– За что?
– За убийство.
– Аборигена?
– Черта с два, – с отвращением ответил Тайлер, – кому какое дело до этих вонючих аборигенов! Стэк убил человека! Он убил Бартона Финча, своего собственного компаньона, Финч еще жив, но вот-вот кончится. Старый док сказал, что он не протянет и дня. Суд присяжных признал Стэка виновным в убийстве Бартона Финча, в том, что он сломал ногу Билли Редберну и два ребра Эли Талботу, что он разнес салун Мориарти и вообще постоянно возмущает спокойствие поселка. Судья, то есть я, приговорил его повесить, и как можно скорее. Выходит, сегодня к полудню, когда ребята вернутся с дамбы, где они сейчас вкалывают, его и повесят.
– Когда был суд?
– Сегодня утром.
– А убийство?
– Часа за три до суда.
– Быстрая работа, – заметил Кромптон.
– Мы здесь, в Кровавой Дельте, зря времени не теряем, – с гордостью констатировал Тайлер.
– Я так и понял, – сказал Кромптон. – Вы даже вешаете человека до того, как его жертва скончалась.
– Я же сказал, что Финч вот-вот отдаст концы, – повторил Тайлер, и глаза его сузились в щелочку. – А вы тут потише, не вмешивайтесь в дела правосудия Кровавой Дельты, иначе вам самому не поздоровится. Нам ни к чему все эти адвокатские штучки-дрючки, мы и сами разберемся, кто прав, а кто виноват.

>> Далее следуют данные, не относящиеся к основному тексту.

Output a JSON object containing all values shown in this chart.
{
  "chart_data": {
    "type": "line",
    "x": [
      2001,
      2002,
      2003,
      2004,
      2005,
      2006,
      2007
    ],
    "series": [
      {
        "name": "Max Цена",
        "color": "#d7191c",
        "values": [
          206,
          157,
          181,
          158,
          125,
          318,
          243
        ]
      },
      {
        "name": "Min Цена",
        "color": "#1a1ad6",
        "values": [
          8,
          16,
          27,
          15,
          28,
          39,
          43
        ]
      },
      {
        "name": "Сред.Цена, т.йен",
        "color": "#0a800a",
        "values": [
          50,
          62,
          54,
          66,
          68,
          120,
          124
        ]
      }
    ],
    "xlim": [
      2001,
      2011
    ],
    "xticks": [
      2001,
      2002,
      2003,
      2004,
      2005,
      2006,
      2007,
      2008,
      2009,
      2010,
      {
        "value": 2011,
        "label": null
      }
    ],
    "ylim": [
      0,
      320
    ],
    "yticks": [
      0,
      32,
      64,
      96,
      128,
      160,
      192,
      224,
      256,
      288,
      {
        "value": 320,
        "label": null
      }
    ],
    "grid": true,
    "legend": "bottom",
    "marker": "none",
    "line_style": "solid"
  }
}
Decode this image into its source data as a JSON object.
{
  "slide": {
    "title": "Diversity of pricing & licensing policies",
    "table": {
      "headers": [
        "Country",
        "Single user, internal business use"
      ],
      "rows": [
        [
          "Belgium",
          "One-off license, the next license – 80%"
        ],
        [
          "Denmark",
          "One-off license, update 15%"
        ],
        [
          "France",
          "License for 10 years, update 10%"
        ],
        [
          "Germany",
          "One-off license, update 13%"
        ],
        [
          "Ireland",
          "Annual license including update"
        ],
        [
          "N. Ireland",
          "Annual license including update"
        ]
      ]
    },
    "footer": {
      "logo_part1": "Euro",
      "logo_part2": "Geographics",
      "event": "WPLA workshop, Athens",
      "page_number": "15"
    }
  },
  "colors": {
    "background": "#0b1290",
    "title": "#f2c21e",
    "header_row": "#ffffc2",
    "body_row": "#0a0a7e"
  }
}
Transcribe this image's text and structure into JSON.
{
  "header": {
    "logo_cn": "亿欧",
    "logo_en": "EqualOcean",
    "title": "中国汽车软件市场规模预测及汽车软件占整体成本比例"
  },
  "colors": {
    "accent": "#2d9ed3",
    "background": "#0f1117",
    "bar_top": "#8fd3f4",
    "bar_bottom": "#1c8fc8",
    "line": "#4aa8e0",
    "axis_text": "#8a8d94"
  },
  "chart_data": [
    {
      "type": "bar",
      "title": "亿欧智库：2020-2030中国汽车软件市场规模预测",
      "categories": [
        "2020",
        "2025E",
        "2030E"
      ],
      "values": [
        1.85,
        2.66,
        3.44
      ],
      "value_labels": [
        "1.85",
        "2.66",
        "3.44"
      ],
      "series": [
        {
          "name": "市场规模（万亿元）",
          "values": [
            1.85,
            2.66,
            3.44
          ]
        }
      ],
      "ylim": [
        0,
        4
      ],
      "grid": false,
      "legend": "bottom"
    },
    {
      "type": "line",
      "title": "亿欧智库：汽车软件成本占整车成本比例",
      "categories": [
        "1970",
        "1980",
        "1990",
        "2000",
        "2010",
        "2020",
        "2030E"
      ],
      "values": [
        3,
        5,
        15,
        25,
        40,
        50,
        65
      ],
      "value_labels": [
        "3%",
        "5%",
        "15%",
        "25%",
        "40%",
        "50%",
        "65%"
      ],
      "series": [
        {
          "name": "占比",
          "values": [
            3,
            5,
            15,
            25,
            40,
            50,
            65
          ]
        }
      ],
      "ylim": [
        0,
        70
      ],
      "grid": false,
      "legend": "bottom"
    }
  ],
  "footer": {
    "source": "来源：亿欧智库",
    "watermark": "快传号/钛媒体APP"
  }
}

– Оставь его, пойдем отсюда, – испуганно пролепетал Лумис.
Кромптон не обратил на него внимания.
– Мистер Тайлер, Дэн Стэк – мой сводный брат, – сказал он шерифу.
– Тем хуже для вас, – сказал Тайлер.
– Мне в самом деле необходимо увидеться с ним. Всего на пять минут. Чтобы передать ему последние слова его матери.
– Ничего не выйдет, – сказал шериф.
Кромптон порылся в кармане и вытащил замусоленную пачку банкнот.
– Всего две минуты.
– Ну, может, я и смогу… А, черт!
Проследив за взглядом Тайлера, Кромптон увидел толпу людей, шагавших к ним по пыльной улице.
– Вот и парни идут, – сказал Тайлер. – Теперь уж точно ничего не получится, даже если бы я захотел. Но вы, пожалуй, можете посмотреть, как его будут вешать.
Кромптон отошел в сторонку. Их было человек пятьдесят, и к ним подтягивались все новые и новые люди. Все как на подбор жилистые, сухощавые, битые жизнью – таким палец в рот не клади, – и почти у каждого на лице усы и пистолет за поясом. Они перебросились несколькими словами с шерифом.
– Не делай глупостей, – предупредил Кромптона Лумис.
– А что я могу сделать?
Шериф Тайлер отворил дверь амбара. Несколько человек вошли туда и вскоре вернулись, волоча за собой арестанта. Кромптон не мог разглядеть его – толпа сомкнулась вокруг Стэка.
Кромптон шел за толпой, тащившей осужденного в другой конец поселка, где через сук крепкого дерева уже была перекинута веревка.
– Кончай с ним! – орала толпа.
– Ребята! – прозвучал сдавленный голос Стэка. – Дайте мне слово.
– К чертям собачьим! – крикнул кто-то. – Надо с ним кончать!
– Мое последнее слово! – возопил Стэк.
Неожиданно за него вступился шериф.
– Пусть говорит, ребята. Это его право, право приговоренного к смерти. Давай, Стэк, только не тяни особенно.
Стэка поставили на фургон, накинули ему на шею петлю, другой конец веревки подхватила дюжина рук. Наконец-то Кромптон увидел его. Он с любопытством уставился на этот столь долго разыскиваемый сегмент его самого.
Дэн Стэк был крупный, крепко скроенный человек. Его грубое, изрезанное морщинами лицо несло на себе следы страсти и ненависти, страха и внезапных вспышек ярости, тайных пороков и затаенных горестей. У него были широкие, будто вывернутые ноздри, толстогубый рот с крепкими зубами и узкие вероломные глаза. Жесткие черные волосы свисали на пылающий лоб, горящие щеки заросли черной щетиной. В его облике явственно проступал холерический Дух Воздуха, вызванный разлитием горячей желтой желчи, которая возбуждает в человеке беспричинный гнев и лишает его разума.